Malone and John Stockton racked up more counting stats than anybody in league history. They also shrunk in the playoffs more than any other duo in NBA history. If you want to make the playoffs, call up Stockton and Malone. If you want to win while you’re there, call somebody else.
4) Kevin Garnett
“Anything is possible!” Kevin Garnett was forever immortalized from the moment he yelled those words. After years of wasting away on terrible Minnesota Timberwolves teams, Garnett was finally called from exile by the Boston Celtics and became a world champion.

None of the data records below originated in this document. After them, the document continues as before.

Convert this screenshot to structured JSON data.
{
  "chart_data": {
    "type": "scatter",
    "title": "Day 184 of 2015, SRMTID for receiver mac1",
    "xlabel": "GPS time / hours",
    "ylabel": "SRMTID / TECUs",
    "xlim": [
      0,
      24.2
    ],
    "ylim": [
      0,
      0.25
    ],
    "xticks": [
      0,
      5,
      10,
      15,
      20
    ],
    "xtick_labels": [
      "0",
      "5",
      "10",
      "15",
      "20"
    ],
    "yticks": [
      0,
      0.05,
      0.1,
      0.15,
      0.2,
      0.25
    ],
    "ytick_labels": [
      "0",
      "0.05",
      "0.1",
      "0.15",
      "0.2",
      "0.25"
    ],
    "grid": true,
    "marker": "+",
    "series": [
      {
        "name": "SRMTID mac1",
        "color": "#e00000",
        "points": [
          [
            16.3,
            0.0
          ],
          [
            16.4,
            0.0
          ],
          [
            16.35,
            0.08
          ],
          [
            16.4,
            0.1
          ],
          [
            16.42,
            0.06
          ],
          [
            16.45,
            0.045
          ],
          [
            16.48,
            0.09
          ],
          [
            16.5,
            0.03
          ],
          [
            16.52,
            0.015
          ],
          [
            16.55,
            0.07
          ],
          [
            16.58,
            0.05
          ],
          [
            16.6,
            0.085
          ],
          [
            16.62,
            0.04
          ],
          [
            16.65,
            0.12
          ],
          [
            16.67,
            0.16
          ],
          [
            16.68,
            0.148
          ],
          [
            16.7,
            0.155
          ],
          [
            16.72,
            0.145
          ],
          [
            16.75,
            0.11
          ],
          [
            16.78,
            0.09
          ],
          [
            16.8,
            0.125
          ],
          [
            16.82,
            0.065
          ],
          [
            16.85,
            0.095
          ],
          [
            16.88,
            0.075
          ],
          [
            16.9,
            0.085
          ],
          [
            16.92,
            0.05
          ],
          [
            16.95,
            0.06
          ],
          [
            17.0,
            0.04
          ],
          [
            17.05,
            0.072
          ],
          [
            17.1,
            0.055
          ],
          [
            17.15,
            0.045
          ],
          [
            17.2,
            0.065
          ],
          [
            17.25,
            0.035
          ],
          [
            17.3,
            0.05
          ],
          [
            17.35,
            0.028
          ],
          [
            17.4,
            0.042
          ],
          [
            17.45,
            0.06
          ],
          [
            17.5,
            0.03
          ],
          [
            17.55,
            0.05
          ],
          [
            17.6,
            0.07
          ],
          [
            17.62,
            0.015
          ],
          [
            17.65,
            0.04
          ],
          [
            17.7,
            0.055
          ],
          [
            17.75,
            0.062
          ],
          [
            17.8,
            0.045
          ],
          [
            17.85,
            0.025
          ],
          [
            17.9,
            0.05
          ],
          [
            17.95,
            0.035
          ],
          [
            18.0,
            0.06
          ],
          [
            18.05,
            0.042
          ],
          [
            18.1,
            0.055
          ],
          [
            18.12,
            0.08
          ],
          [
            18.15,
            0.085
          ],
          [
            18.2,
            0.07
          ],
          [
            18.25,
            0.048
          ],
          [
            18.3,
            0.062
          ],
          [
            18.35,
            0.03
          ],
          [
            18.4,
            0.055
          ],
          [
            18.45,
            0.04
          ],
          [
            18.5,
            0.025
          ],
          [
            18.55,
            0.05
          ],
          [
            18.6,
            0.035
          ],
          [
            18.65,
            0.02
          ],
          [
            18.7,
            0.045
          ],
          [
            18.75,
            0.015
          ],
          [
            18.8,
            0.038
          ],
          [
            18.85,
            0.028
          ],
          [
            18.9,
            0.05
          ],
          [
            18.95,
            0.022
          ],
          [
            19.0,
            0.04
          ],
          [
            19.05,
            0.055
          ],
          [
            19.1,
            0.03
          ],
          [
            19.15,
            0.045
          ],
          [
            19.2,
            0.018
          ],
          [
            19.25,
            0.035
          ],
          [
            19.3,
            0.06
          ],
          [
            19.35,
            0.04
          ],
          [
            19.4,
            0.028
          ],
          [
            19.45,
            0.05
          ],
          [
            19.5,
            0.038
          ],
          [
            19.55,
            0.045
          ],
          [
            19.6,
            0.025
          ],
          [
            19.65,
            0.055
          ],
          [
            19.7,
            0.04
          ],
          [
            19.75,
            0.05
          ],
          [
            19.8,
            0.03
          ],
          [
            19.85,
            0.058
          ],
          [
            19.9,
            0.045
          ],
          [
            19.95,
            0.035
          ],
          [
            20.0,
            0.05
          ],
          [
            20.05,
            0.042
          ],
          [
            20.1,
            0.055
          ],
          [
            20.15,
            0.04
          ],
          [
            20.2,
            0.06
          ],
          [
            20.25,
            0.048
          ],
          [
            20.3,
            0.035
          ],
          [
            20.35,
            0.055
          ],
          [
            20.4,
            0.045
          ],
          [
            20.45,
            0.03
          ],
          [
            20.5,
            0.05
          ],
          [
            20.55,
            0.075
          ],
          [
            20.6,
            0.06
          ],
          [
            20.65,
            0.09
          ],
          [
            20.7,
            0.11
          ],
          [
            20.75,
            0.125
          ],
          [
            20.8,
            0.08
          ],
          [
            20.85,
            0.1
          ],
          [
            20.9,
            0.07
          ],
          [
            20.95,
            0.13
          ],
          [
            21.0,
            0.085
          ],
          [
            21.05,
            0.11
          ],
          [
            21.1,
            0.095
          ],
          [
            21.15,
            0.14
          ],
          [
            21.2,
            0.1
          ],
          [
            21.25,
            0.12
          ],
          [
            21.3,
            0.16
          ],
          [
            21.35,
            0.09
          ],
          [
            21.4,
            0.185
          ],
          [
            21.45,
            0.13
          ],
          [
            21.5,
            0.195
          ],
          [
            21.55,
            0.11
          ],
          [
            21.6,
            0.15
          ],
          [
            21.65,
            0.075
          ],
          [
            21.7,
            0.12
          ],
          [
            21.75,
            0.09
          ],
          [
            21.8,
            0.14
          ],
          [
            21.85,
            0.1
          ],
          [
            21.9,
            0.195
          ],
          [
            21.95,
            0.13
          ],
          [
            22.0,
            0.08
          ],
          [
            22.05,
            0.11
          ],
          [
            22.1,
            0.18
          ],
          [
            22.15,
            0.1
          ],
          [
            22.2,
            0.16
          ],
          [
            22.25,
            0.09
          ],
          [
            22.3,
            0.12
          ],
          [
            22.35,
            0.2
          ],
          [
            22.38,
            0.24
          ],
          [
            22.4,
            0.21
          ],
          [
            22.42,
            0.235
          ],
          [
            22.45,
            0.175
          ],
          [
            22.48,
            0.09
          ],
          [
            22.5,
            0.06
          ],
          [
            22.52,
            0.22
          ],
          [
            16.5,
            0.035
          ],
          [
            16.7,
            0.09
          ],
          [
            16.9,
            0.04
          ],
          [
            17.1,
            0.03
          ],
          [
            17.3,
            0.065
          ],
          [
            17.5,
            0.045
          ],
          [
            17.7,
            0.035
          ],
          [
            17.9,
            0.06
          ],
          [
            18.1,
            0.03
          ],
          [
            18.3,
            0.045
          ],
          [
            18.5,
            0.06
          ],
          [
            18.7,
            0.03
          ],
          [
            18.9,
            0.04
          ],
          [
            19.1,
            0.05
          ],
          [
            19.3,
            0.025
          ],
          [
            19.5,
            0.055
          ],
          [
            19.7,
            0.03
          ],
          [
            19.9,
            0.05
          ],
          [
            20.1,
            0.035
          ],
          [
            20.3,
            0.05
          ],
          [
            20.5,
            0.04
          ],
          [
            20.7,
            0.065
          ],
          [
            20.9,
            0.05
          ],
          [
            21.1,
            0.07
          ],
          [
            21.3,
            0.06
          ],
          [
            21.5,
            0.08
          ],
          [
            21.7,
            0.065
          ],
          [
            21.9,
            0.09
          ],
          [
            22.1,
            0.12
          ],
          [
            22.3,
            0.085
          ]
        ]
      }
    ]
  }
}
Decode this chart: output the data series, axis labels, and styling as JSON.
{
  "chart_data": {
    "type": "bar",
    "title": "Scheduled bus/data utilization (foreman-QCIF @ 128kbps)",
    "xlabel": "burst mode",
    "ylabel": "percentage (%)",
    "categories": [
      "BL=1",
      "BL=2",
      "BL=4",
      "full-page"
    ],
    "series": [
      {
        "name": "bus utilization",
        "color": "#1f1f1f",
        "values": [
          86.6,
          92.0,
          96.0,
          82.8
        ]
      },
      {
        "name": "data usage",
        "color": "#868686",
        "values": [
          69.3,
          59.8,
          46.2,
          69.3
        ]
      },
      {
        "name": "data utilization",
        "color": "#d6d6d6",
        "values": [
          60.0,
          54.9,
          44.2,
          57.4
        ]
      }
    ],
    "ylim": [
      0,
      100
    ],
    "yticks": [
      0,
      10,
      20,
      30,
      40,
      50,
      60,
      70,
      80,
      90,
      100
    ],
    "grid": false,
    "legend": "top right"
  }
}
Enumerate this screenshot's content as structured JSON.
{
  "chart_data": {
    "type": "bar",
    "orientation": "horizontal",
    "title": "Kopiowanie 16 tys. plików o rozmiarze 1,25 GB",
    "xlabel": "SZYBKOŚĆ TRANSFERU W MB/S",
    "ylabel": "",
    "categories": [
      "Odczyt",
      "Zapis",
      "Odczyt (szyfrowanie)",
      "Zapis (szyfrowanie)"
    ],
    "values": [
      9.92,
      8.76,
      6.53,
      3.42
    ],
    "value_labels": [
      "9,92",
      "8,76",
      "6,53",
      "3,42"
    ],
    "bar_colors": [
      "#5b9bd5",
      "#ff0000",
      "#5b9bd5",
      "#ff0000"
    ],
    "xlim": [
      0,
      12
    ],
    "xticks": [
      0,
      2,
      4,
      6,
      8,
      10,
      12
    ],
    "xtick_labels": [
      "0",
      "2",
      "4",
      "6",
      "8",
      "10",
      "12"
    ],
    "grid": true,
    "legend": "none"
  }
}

Outside of a three-pointer, KG was everything you could ask for in a modern power forward. Positional versatility, inside-outside scoring, and the ability to defend across five positions. The Big Ticket won’t just be remembered as one of the best PFs of all time but as one of the league’s greatest competitors too.
3) Charles Barkley
The Round Mound of Rebound revolutionized the point-forward position. Today, Charles Barkley is known for the gift of gab, but in the 80s and 90s, he was an unstoppable force on the court. Sir Charles’ strength and explosive athleticism made him a handful for defenses. Charles Barkley could back down defenders who towered over him and slowly work his way to the basket or blow by guards with lightning-quick acceleration.
Barkley’s game spanned the entire length of the court too. Like LeBron, Chuck could run a fast break as well as anyone and take it to the cup himself or dish out slick passes to set up teammates. The best player to never win an NBA title and one of the greatest power forwards of all time.
2) Dirk Nowitzki
This isn’t too high for Dirk Nowitzki. The term cheat code was made for Dirk. He wasn’t the two-way dynamo others on this list were, but he was an offense unto himself. The Dallas Mavericks went to the playoffs every year of Dirk’s prime with some pretty average rosters. Even the title-winning team that toppled the Heatles didn’t have a single great player outside of Nowitzki.
The Mavericks won 60 games three times during Dirk’s tenure, all due to his unstoppable one-legged fadeaway jumper. There was no defense for Dirk; even the great Tim Duncan struggled to guard him. Bucket after bucket, Dirk Nowitzki was automatic, and there’s almost no better power forward in the history of the NBA for tilting the court in your favor.
1) Giannis Antetokounmpo
His career isn’t close to being over, and Giannis Antetokounmpo has already put together a resume as strong as anyone’s on this list. At just 27 years old, Giannis is a two-time league MVP, Defensive Player of the Year, NBA champion, and Finals MVP. He has perfected the prototype we’ve mentioned throughout the article. If you put Giannis in the paint, he’s Shaq-like in his ability to power through defenders. The Greek Freak can handle the ball like a guard and make passes all over the court.
But it’s defense where Giannis really shines. From the perimeter to the paint, Giannis is here to ruin your day.
His ability to come out of nowhere and send someone shot into orbit is jaw-dropping. There is no better player in the NBA today, and by the time Giannis retires, he will undoubtedly be the greatest power forward of all time.